Screw Dislocations: Screw dislocations are a type of crystal defect in the solid state of matter, where the atoms in the crystal structure are arranged in a spiral pattern around a central axis. This disruption in the regular arrangement of atoms creates a line defect that can significantly impact the mechanical properties of the material.
Screw dislocations are an important concept in the study of the solid state of matter, as they influence the behavior and characteristics of crystalline materials at the atomic level.
Simple Cubic: Simple cubic is a type of crystal structure where atoms or molecules are arranged in a three-dimensional cubic lattice, with one atom or molecule located at each of the eight corners of the cube. This arrangement is one of the most fundamental and common crystal structures found in solid materials.
Stacking Faults: Stacking faults are planar defects that occur in the stacking sequence of the atomic planes in a crystalline solid. They disrupt the regular, periodic arrangement of atoms in the crystal structure, leading to local variations in the material's properties and behavior.
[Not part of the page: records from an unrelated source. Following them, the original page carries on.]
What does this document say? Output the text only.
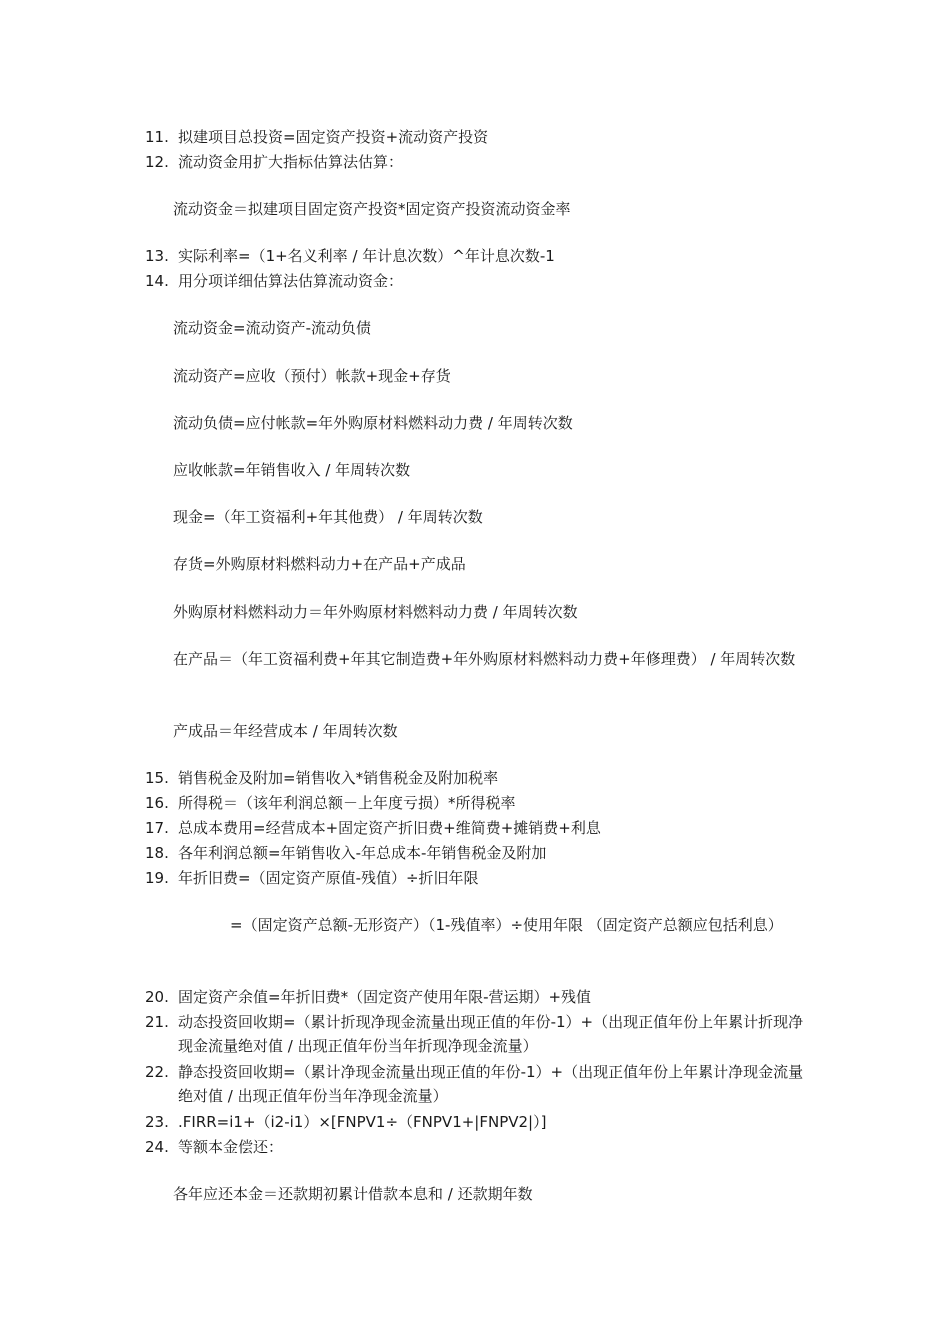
11. 拟建项目总投资=固定资产投资+流动资产投资
12. 流动资金用扩大指标估算法估算：
流动资金＝拟建项目固定资产投资*固定资产投资流动资金率
13. 实际利率=（1+名义利率 / 年计息次数）^年计息次数-1
14. 用分项详细估算法估算流动资金：
流动资金=流动资产-流动负债
流动资产=应收（预付）帐款+现金+存货
流动负债=应付帐款=年外购原材料燃料动力费 / 年周转次数
应收帐款=年销售收入 / 年周转次数
现金=（年工资福利+年其他费） / 年周转次数
存货=外购原材料燃料动力+在产品+产成品
外购原材料燃料动力＝年外购原材料燃料动力费 / 年周转次数
在产品＝（年工资福利费+年其它制造费+年外购原材料燃料动力费+年修理费） / 年周转次数
产成品＝年经营成本 / 年周转次数
15. 销售税金及附加=销售收入*销售税金及附加税率
16. 所得税＝（该年利润总额－上年度亏损）*所得税率
17. 总成本费用=经营成本+固定资产折旧费+维简费+摊销费+利息
18. 各年利润总额=年销售收入-年总成本-年销售税金及附加
19. 年折旧费=（固定资产原值-残值）÷折旧年限
=（固定资产总额-无形资产）（1-残值率）÷使用年限 （固定资产总额应包括利息）
20. 固定资产余值=年折旧费*（固定资产使用年限-营运期）+残值
21. 动态投资回收期=（累计折现净现金流量出现正值的年份-1）+（出现正值年份上年累计折现净现金流量绝对值 / 出现正值年份当年折现净现金流量）
22. 静态投资回收期=（累计净现金流量出现正值的年份-1）+（出现正值年份上年累计净现金流量绝对值 / 出现正值年份当年净现金流量）
23. .FIRR=i1+（i2-i1）×[FNPV1÷（FNPV1+|FNPV2|）]
24. 等额本金偿还：
各年应还本金＝还款期初累计借款本息和 / 还款期年数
Substitutional Defects: Substitutional defects are a type of point defect that occurs in the crystal structure of a solid material when an atom of one element replaces an atom of a different element in the regular lattice positions. This disruption in the ordered arrangement of atoms can significantly impact the physical and chemical properties of the material.
Unit Cell: The unit cell is the fundamental building block of a crystalline solid, representing the smallest repeating unit that encompasses the full symmetry and structure of the crystal lattice. It is the basic unit used to describe the arrangement and organization of atoms or molecules within a crystalline material.
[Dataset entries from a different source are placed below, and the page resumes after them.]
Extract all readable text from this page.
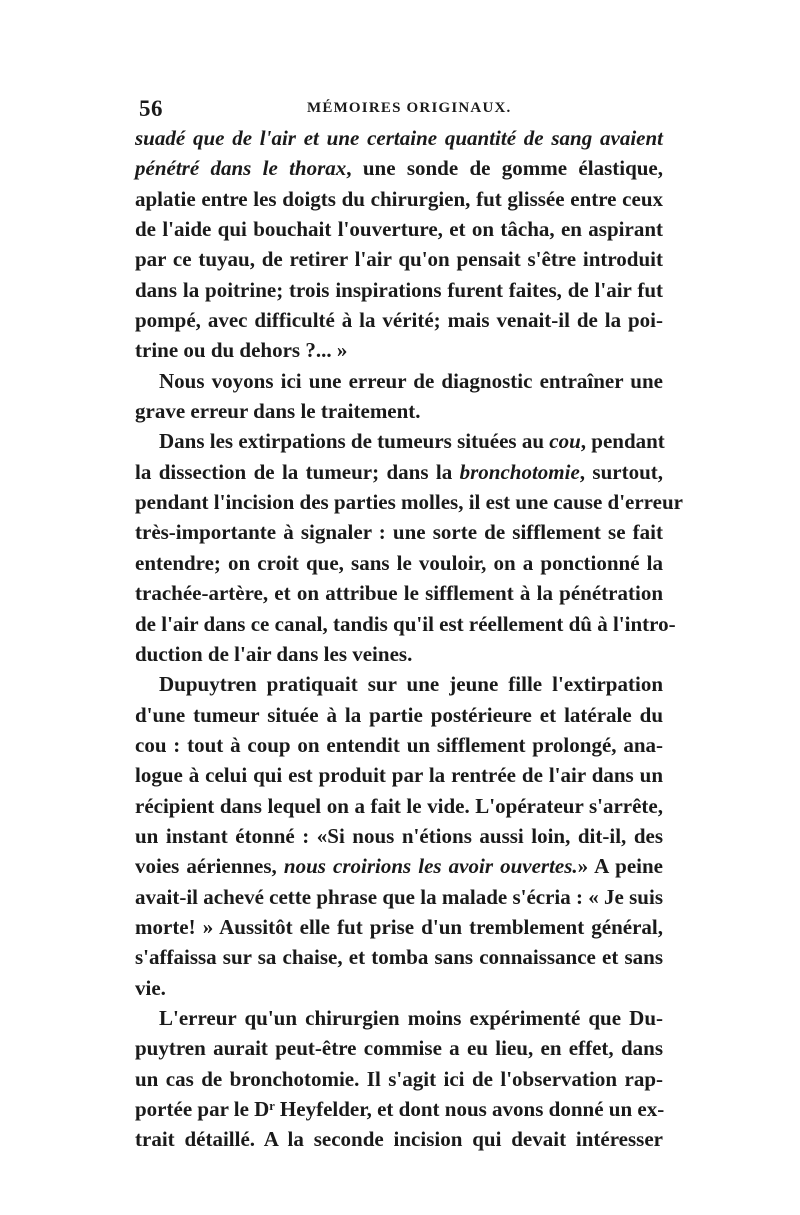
56	MÉMOIRES ORIGINAUX.
suadé que de l'air et une certaine quantité de sang avaient
pénétré dans le thorax, une sonde de gomme élastique,
aplatie entre les doigts du chirurgien, fut glissée entre ceux
de l'aide qui bouchait l'ouverture, et on tâcha, en aspirant
par ce tuyau, de retirer l'air qu'on pensait s'être introduit
dans la poitrine; trois inspirations furent faites, de l'air fut
pompé, avec difficulté à la vérité; mais venait-il de la poi-
trine ou du dehors ?... »
Nous voyons ici une erreur de diagnostic entraîner une
grave erreur dans le traitement.
Dans les extirpations de tumeurs situées au cou, pendant
la dissection de la tumeur; dans la bronchotomie, surtout,
pendant l'incision des parties molles, il est une cause d'erreur
très-importante à signaler : une sorte de sifflement se fait
entendre; on croit que, sans le vouloir, on a ponctionné la
trachée-artère, et on attribue le sifflement à la pénétration
de l'air dans ce canal, tandis qu'il est réellement dû à l'intro-
duction de l'air dans les veines.
Dupuytren pratiquait sur une jeune fille l'extirpation
d'une tumeur située à la partie postérieure et latérale du
cou : tout à coup on entendit un sifflement prolongé, ana-
logue à celui qui est produit par la rentrée de l'air dans un
récipient dans lequel on a fait le vide. L'opérateur s'arrête,
un instant étonné : «Si nous n'étions aussi loin, dit-il, des
voies aériennes, nous croirions les avoir ouvertes.» A peine
avait-il achevé cette phrase que la malade s'écria : « Je suis
morte! » Aussitôt elle fut prise d'un tremblement général,
s'affaissa sur sa chaise, et tomba sans connaissance et sans
vie.
L'erreur qu'un chirurgien moins expérimenté que Du-
puytren aurait peut-être commise a eu lieu, en effet, dans
un cas de bronchotomie. Il s'agit ici de l'observation rap-
portée par le Dʳ Heyfelder, et dont nous avons donné un ex-
trait détaillé. A la seconde incision qui devait intéresser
Vacancies: Vacancies refer to the empty spaces or missing atoms within the crystalline structure of a solid material. These defects in the orderly arrangement of atoms can significantly impact the physical and chemical properties of the solid.
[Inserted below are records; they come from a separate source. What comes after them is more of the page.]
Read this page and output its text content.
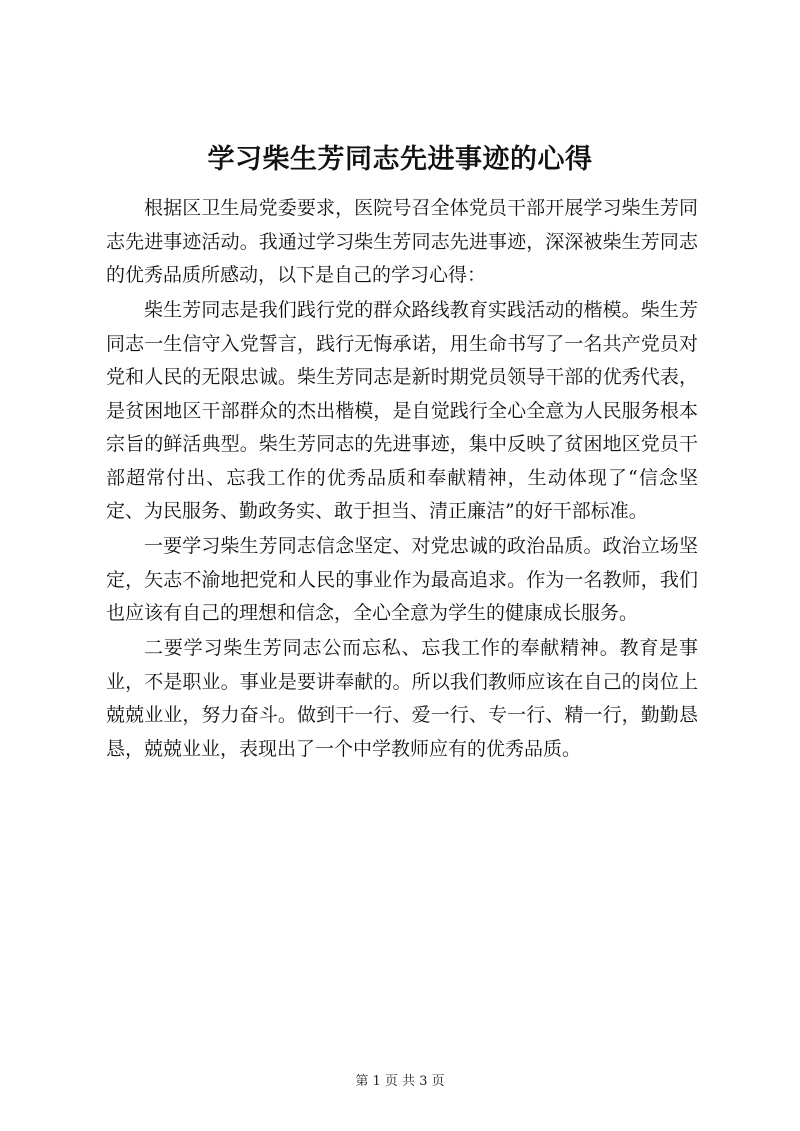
学习柴生芳同志先进事迹的心得

根据区卫生局党委要求，医院号召全体党员干部开展学习柴生芳同志先进事迹活动。我通过学习柴生芳同志先进事迹，深深被柴生芳同志的优秀品质所感动，以下是自己的学习心得：

柴生芳同志是我们践行党的群众路线教育实践活动的楷模。柴生芳同志一生信守入党誓言，践行无悔承诺，用生命书写了一名共产党员对党和人民的无限忠诚。柴生芳同志是新时期党员领导干部的优秀代表，是贫困地区干部群众的杰出楷模，是自觉践行全心全意为人民服务根本宗旨的鲜活典型。柴生芳同志的先进事迹，集中反映了贫困地区党员干部超常付出、忘我工作的优秀品质和奉献精神，生动体现了“信念坚定、为民服务、勤政务实、敢于担当、清正廉洁”的好干部标准。

一要学习柴生芳同志信念坚定、对党忠诚的政治品质。政治立场坚定，矢志不渝地把党和人民的事业作为最高追求。作为一名教师，我们也应该有自己的理想和信念，全心全意为学生的健康成长服务。

二要学习柴生芳同志公而忘私、忘我工作的奉献精神。教育是事业，不是职业。事业是要讲奉献的。所以我们教师应该在自己的岗位上兢兢业业，努力奋斗。做到干一行、爱一行、专一行、精一行，勤勤恳恳，兢兢业业，表现出了一个中学教师应有的优秀品质。

第 1 页 共 3 页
Van der Waals forces: Van der Waals forces are weak intermolecular forces that arise from the interactions between induced or permanent dipoles in molecules. They play a crucial role in determining the physical properties of liquids and solids.
Van der Waals Forces: van der Waals forces are a type of weak intermolecular attractive forces that arise between neutral atoms or molecules. These forces are responsible for the non-ideal behavior of gases, the properties of liquids and solids, and the structure and general properties of nonmetals and noble gases.